In order to make the 160-mile journey, the more than 60 participating brothers were split up into about 18 teams of four. Team members were then placed in cars and assigned a specific 10-mile route, where they were to drive and wait until a runner from the team before them arrived to pass off the relay baton, which in this case was a purple horseshoe.

Koenigsberg said the unconventional choice was a way to both inspire good luck and further honor their cause, since purple is the representative color of Alzheimer’s.

In order to successfully execute a relay of this magnitude, Koenigsberg said he spent lots of time calculating the course of each leg and then meticulously splitting the participating TKE brothers up into cars of four so there would be some variety among the runners. This way, the brothers get to spend time with other members of the fraternity they don’t know as well, he added.

The relay in its entirety took four days to complete due to safety restrictions that prohibited the brothers from running after 6 p.m.
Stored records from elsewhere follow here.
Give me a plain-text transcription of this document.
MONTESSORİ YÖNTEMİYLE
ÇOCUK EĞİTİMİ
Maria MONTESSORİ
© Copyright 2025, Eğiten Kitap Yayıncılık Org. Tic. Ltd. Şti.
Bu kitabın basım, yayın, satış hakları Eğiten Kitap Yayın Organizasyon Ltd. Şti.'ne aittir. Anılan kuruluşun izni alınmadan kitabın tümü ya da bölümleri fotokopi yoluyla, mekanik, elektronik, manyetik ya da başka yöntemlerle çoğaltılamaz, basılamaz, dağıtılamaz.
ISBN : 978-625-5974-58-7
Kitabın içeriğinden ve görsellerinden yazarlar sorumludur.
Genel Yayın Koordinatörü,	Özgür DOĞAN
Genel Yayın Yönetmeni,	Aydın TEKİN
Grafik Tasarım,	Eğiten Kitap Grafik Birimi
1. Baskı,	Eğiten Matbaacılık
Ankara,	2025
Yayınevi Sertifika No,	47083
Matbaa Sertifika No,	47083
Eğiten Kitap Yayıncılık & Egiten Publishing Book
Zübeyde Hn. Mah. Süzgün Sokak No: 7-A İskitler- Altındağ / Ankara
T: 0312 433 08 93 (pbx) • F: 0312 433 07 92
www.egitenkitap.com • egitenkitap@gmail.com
So when Koenigsberg and his co-chair finally made it to the White House and greeted the members of their fraternity that had already finished, he said the euphoria was electric.

“It was awesome,” Koenigsberg said. “It’s a really nice feeling to have closure to the event. We start and we have zero dollars raised in August, and then September and October come in and we have $50-60,000. It’s incredible to bring it all together.”

Two representatives from the Alzheimer’s Association met the fraternity at the White House upon the relay’s completion. Both were incredibly grateful, Koenigsberg said.

“The only way we’re going to get closer to a cure is through research. And activities like what TKE at Bucknell did, raising money and awareness, help to fuel that research,” said Jared Paventi, chief communications officer for the Alzheimer’s Association.

Koenigsberg said the representatives went around to every single guy that ran and thanked him afterwards.

For the members of the TKE brotherhood, that appreciation was worth giving up their fall break to participate in the relay and fight some of the negative stereotypes surrounding Greek life.

Said Koenigsberg: “I think fraternities get a lot of bad press; A lot of people say it’s just a drinking club. But this one event shows this is not a drinking club; this is something we care about.”